En los tiempos actuales, algunos propietarios están intentando sacar una rentabilidad a sus viviendas y una de las fórmulas en las que piensan es alquilar la misma a turistas, con lo cual se aseguran unos ingresos y además pueden poner fin a la ocupación rápidamente en el caso de necesitar la vivienda. Sin embargo la coexistencia de viviendas tradicionales con las de uso turístico en un mismo inmueble es frecuentemente motivo de conflictos debido a la entrada y salida constante de gente desconocida a horarios intempestivos, además de un uso excesivo de las instalaciones comunes, con el aumento de gasto correspondiente.
Desde un punto de vista legal no hay duda alguna sobre la imposibilidad de instalación de una vivienda de uso turístico si existe una cláusula en los Estatutos de la Comunidad que contenga una prohibición que puede ser tanto expresa, de destinar las viviendas a uso turístico, como genérica al no permitir el cambio de destino o de uso de los pisos o locales. La duda surge en el caso en el que tales situaciones no se han previsto en los Estatutos.
Si no existe una prohibición en los Estatutos, tanto la Ley como la Jurisprudencia han entendido que, si bien las restricciones a las facultades de los dueños de pisos o locales deben interpretarse de forma limitada, el ejercicio del derecho propio no debe traducirse en un perjuicio ajeno con menoscabo del derecho del conjunto de propietarios.

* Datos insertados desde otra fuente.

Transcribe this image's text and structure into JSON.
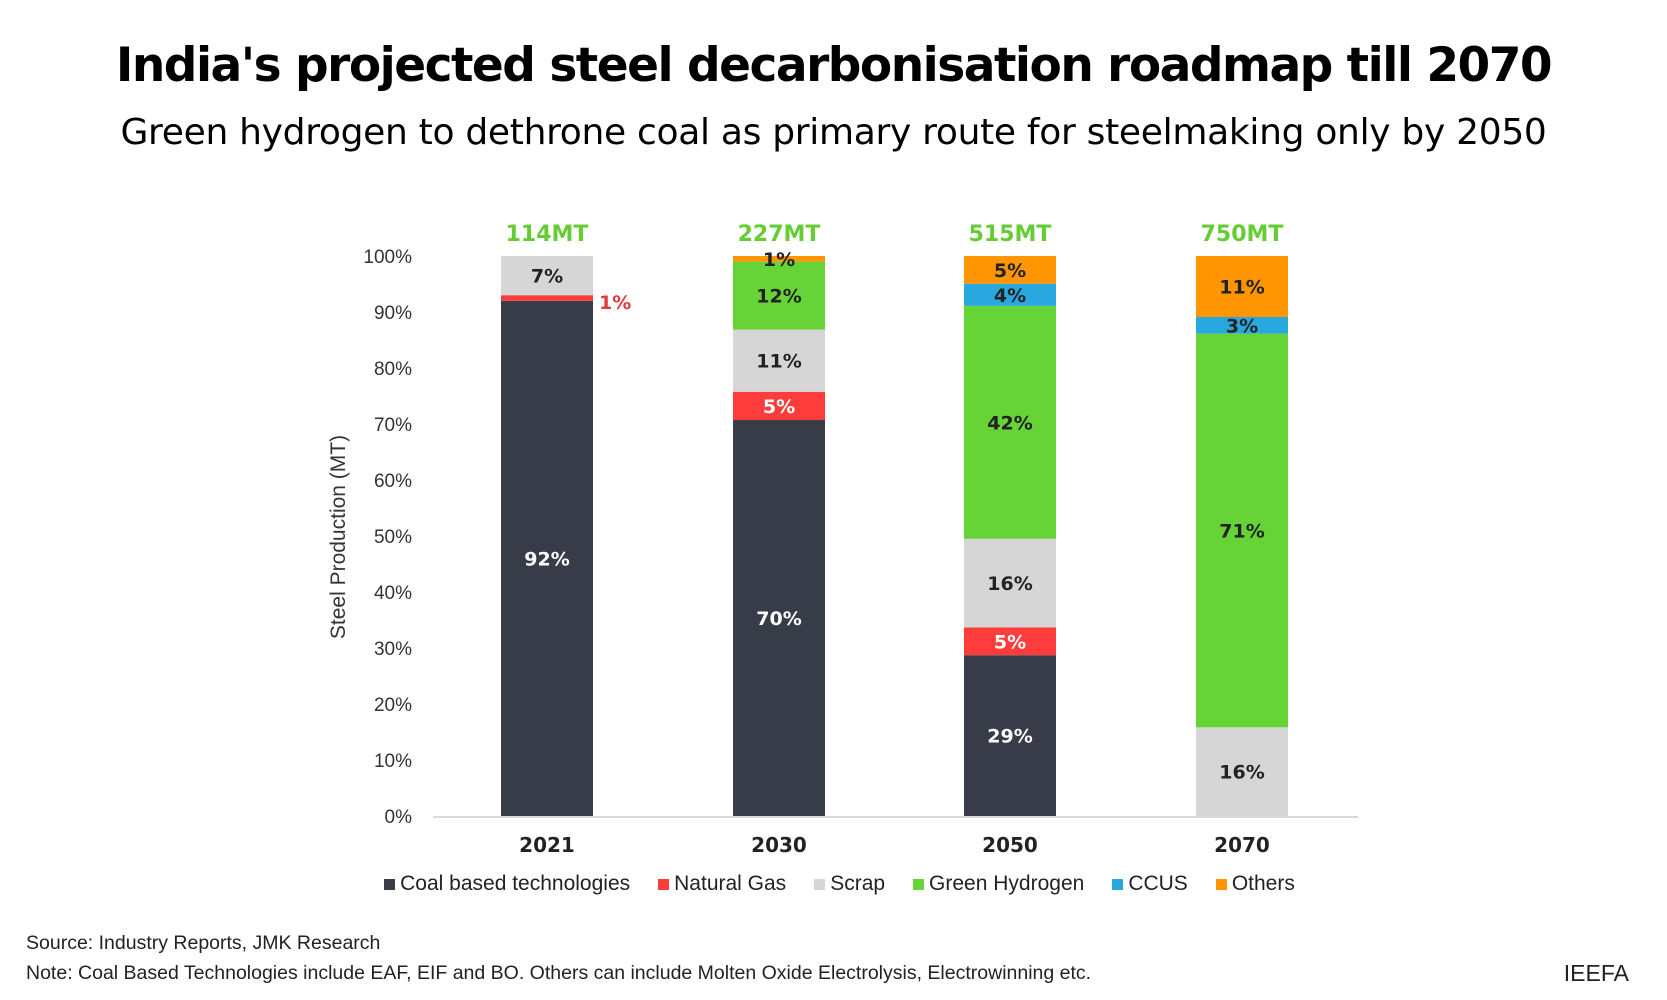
{
  "title": "India's projected steel decarbonisation roadmap till 2070",
  "subtitle": "Green hydrogen to dethrone coal as primary route for steelmaking only by 2050",
  "source": "Source: Industry Reports, JMK Research",
  "note": "Note: Coal Based Technologies include EAF, EIF and BO. Others can include Molten Oxide Electrolysis, Electrowinning etc.",
  "brand": "IEEFA",
  "chart_data": {
    "type": "bar",
    "stacked": true,
    "title": "",
    "xlabel": "",
    "ylabel": "Steel Production (MT)",
    "ylim": [
      0,
      100
    ],
    "yticks": [
      "0%",
      "10%",
      "20%",
      "30%",
      "40%",
      "50%",
      "60%",
      "70%",
      "80%",
      "90%",
      "100%"
    ],
    "categories": [
      "2021",
      "2030",
      "2050",
      "2070"
    ],
    "totals": [
      "114MT",
      "227MT",
      "515MT",
      "750MT"
    ],
    "totals_color": "#66cc33",
    "legend_position": "bottom",
    "grid": false,
    "series": [
      {
        "name": "Coal based technologies",
        "color": "#373c48",
        "values": [
          92,
          70,
          29,
          0
        ]
      },
      {
        "name": "Natural Gas",
        "color": "#ff3c3c",
        "values": [
          1,
          5,
          5,
          0
        ]
      },
      {
        "name": "Scrap",
        "color": "#d6d6d6",
        "values": [
          7,
          11,
          16,
          16
        ]
      },
      {
        "name": "Green Hydrogen",
        "color": "#66d436",
        "values": [
          0,
          12,
          42,
          71
        ]
      },
      {
        "name": "CCUS",
        "color": "#29a8e0",
        "values": [
          0,
          0,
          4,
          3
        ]
      },
      {
        "name": "Others",
        "color": "#ff9500",
        "values": [
          0,
          1,
          5,
          11
        ]
      }
    ]
  }
}
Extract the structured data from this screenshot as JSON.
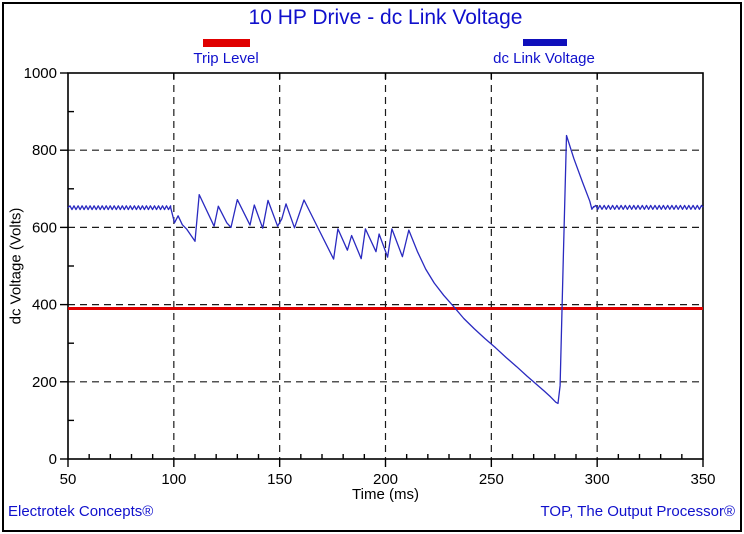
{
  "footer": {
    "left": "Electrotek Concepts®",
    "right": "TOP, The Output Processor®"
  },
  "colors": {
    "accent_blue": "#1010cc",
    "trip_red": "#e00000",
    "curve_blue": "#2a2ac0"
  },
  "chart_data": {
    "type": "line",
    "title": "10 HP Drive - dc Link Voltage",
    "xlabel": "Time (ms)",
    "ylabel": "dc Voltage (Volts)",
    "xlim": [
      50,
      350
    ],
    "ylim": [
      0,
      1000
    ],
    "grid": "dashed",
    "legend_position": "top",
    "x_major_ticks": [
      50,
      100,
      150,
      200,
      250,
      300,
      350
    ],
    "x_minor_step": 10,
    "y_major_ticks": [
      0,
      200,
      400,
      600,
      800,
      1000
    ],
    "y_minor_step": 100,
    "x_gridlines": [
      100,
      150,
      200,
      250,
      300
    ],
    "y_gridlines": [
      200,
      400,
      600,
      800
    ],
    "series": [
      {
        "name": "Trip Level",
        "type": "hline",
        "color": "#e00000",
        "value": 390
      },
      {
        "name": "dc Link Voltage",
        "type": "waveform",
        "color": "#2a2ac0",
        "segments": [
          {
            "kind": "ripple",
            "t0": 50,
            "t1": 98.5,
            "base": 651,
            "amplitude": 5,
            "period": 1.9
          },
          {
            "kind": "points",
            "points": [
              [
                100.3,
                612
              ],
              [
                102,
                630
              ],
              [
                104,
                607
              ],
              [
                106,
                596
              ],
              [
                110,
                564
              ],
              [
                112,
                685
              ],
              [
                119,
                603
              ],
              [
                121,
                655
              ],
              [
                125,
                612
              ],
              [
                127,
                600
              ],
              [
                130,
                672
              ],
              [
                136,
                606
              ],
              [
                138,
                658
              ],
              [
                142,
                598
              ],
              [
                144.5,
                670
              ],
              [
                149,
                603
              ],
              [
                151,
                622
              ],
              [
                153,
                661
              ],
              [
                157,
                599
              ],
              [
                161.5,
                671
              ],
              [
                175.5,
                518
              ],
              [
                177.5,
                596
              ],
              [
                182,
                541
              ],
              [
                184,
                579
              ],
              [
                188.5,
                519
              ],
              [
                190.5,
                596
              ],
              [
                195.5,
                537
              ],
              [
                197,
                583
              ],
              [
                201,
                523
              ],
              [
                203,
                596
              ],
              [
                208,
                524
              ],
              [
                211,
                593
              ],
              [
                215,
                538
              ],
              [
                219,
                492
              ],
              [
                223,
                456
              ],
              [
                227.5,
                424
              ],
              [
                232,
                396
              ],
              [
                237,
                364
              ],
              [
                242,
                337
              ],
              [
                247,
                312
              ],
              [
                252,
                288
              ],
              [
                257,
                263
              ],
              [
                262,
                239
              ],
              [
                267,
                214
              ],
              [
                271,
                195
              ],
              [
                275,
                176
              ],
              [
                278,
                161
              ],
              [
                280.5,
                147
              ],
              [
                281.5,
                144
              ],
              [
                282.5,
                190
              ],
              [
                284,
                520
              ],
              [
                285.5,
                838
              ],
              [
                289,
                778
              ],
              [
                293,
                718
              ],
              [
                296.5,
                668
              ],
              [
                297.5,
                647
              ],
              [
                298.3,
                654
              ]
            ]
          },
          {
            "kind": "ripple",
            "t0": 298.3,
            "t1": 350,
            "base": 652,
            "amplitude": 5,
            "period": 2.0
          }
        ]
      }
    ]
  }
}
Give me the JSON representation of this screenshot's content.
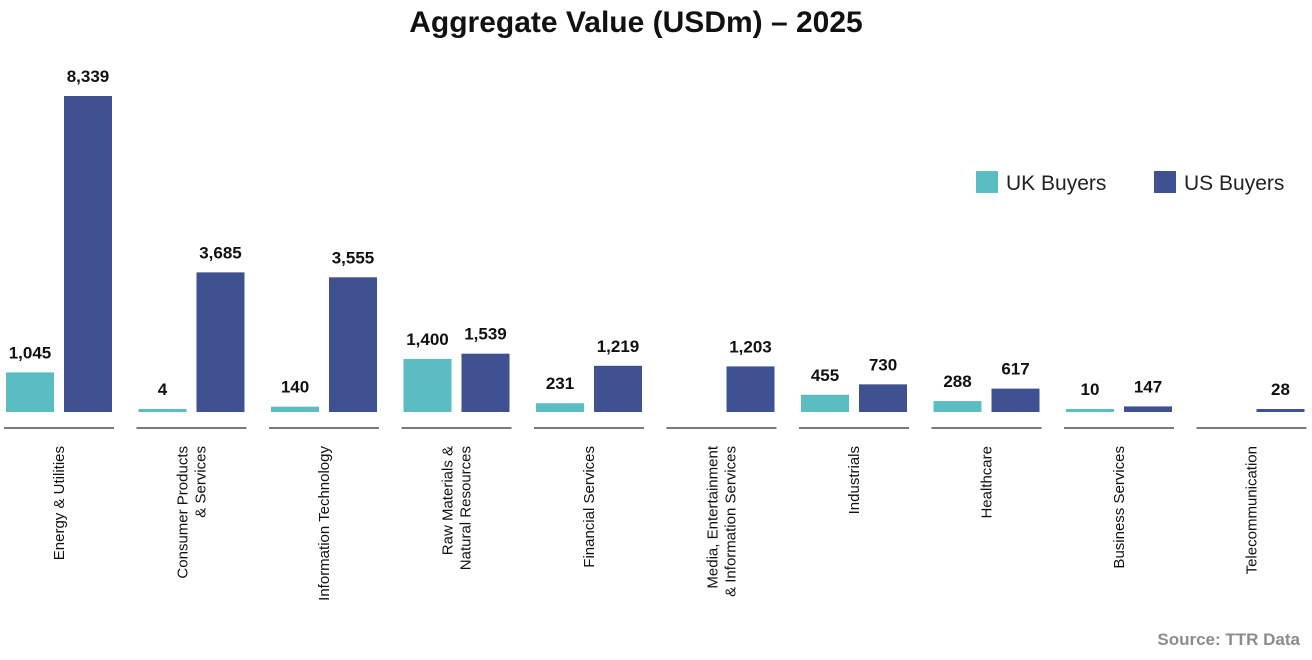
{
  "chart_data": {
    "type": "bar",
    "title": "Aggregate Value (USDm) – 2025",
    "xlabel": "",
    "ylabel": "",
    "ylim": [
      0,
      8500
    ],
    "grid": false,
    "legend_position": "right",
    "categories": [
      [
        "Energy & Utilities"
      ],
      [
        "Consumer Products",
        "& Services"
      ],
      [
        "Information Technology"
      ],
      [
        "Raw Materials &",
        "Natural Resources"
      ],
      [
        "Financial Services"
      ],
      [
        "Media, Entertainment",
        "& Information Services"
      ],
      [
        "Industrials"
      ],
      [
        "Healthcare"
      ],
      [
        "Business Services"
      ],
      [
        "Telecommunication"
      ]
    ],
    "series": [
      {
        "name": "UK Buyers",
        "color": "#5bbdc1",
        "values": [
          1045,
          4,
          140,
          1400,
          231,
          null,
          455,
          288,
          10,
          null
        ],
        "labels": [
          "1,045",
          "4",
          "140",
          "1,400",
          "231",
          "",
          "455",
          "288",
          "10",
          ""
        ]
      },
      {
        "name": "US Buyers",
        "color": "#3f5190",
        "values": [
          8339,
          3685,
          3555,
          1539,
          1219,
          1203,
          730,
          617,
          147,
          28
        ],
        "labels": [
          "8,339",
          "3,685",
          "3,555",
          "1,539",
          "1,219",
          "1,203",
          "730",
          "617",
          "147",
          "28"
        ]
      }
    ],
    "source": "Source: TTR Data"
  },
  "colors": {
    "axis": "#7a7a7a",
    "text": "#111111",
    "source": "#8c8c8c"
  }
}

Existe por tanto una prohibición de tipo genérica que prevé que los propietarios y ocupantes de elementos privativos (pisos y locales) no pueden realizar en los mismos actividades contrarias a la convivencia normal en la Comunidad. Y la existencia en un bloque de viviendas de un negocio consistente en alojar por cortos espacios de tiempo a distintas personas, afecta a la convivencia normal y pacífica de la Comunidad, con independencia de la existencia o no de licencia administrativa para el ejercicio de esa actividad, ya que, además, ese tipo de ocupación no puede en absoluto equipararse a un arrendamiento.
Según indican los Tribunales, los departamentos de la finca designados como “vivienda” en la escritura de constitución de propiedad horizontal, no pueden convertirse, por voluntad de su titular, en “vivienda de uso turístico”, sin contar con la autorización expresa de la Comunidad de propietarios, aunque no exista prohibición alguna en los Estatutos ya que el concepto de “vivienda” solo puede significar, morada, habitación, hogar, y excluye cualquier otro uso comercial como el “turístico”.